Les beautés de la Dordogne-Périgord …

Classé dans : Culture Générale (21),Voyages (60) — coukie24 @ 18:49

Le Périgord

et ses 4 Couleurs

Le Périgord est sans aucun doute l’un des départements Français recensant le plus grand nombre de richesses : Châteaux, Abbayes, Bastides, Prieurés, Gisements et Sites Troglodytiques, Grottes et Gouffres, Jardins, Musées et parcs à Thèmes, une multitude de raisons de séjourner dans la région à découvrir.

Le Périgord Blanc : Autour de Périgueux et de la vallée de l’Isle…

Le Périgord Noir : Sarlat, la principale concentration de sites et Châteaux, les forêts, la vallée de la Vézère et de la Dordogne.

Le Périgord Vert : le Périgord verdoyant de Nontron à Excideuil, le parc naturel régional Périgord, Limousin, Brantôme, le val de Dronne…

Le Périgord Pourpre : Bergerac et son vignoble, Le sud Dordogne et son « pays des Bastides »..

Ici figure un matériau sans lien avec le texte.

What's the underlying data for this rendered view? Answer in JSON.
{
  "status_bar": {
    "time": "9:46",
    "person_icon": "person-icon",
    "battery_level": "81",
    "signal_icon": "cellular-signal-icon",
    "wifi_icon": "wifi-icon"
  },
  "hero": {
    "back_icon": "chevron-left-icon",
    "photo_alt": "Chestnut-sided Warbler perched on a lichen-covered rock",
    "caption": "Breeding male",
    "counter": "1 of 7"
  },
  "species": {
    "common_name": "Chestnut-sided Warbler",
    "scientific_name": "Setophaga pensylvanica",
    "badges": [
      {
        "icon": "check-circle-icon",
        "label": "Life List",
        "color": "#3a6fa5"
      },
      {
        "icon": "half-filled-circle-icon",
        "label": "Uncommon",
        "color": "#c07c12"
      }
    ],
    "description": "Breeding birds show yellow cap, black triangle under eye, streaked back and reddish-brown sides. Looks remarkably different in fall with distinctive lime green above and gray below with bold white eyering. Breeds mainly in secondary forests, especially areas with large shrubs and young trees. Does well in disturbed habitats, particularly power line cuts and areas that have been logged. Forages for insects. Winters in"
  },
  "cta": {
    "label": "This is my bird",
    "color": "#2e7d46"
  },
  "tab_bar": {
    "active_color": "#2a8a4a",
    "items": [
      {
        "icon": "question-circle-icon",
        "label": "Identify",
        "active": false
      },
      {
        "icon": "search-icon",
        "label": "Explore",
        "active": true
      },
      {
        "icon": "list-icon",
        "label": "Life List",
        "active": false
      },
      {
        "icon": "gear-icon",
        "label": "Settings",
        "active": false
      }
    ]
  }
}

commarque Le Périgord est un pays
Un beau pays. Tout le reste n’est que poésie, ou littérature qui touche parfois au génie. N’est pas Etienne La Boétie ou Michel de Montaigne qui veut.
Le Périgord sait que ses paysages, ses produits doivent tout à une touche du Créateur un peu plus légère qu’ailleurs.
Le Périgord a du succès Même largement occupé les mois d’été, il reste de la place pour des couchers de soleil sur les pierres ocres, pour des après-midi à écouter chanter la brise dans les feuilles des peupliers, les pieds dans l’onde claire, et pour des promenades à pied, à cheval ou en vélo sous les châtaigniers.
Ces moments là sauront, mieux que personne, vous conter ce pays multiple.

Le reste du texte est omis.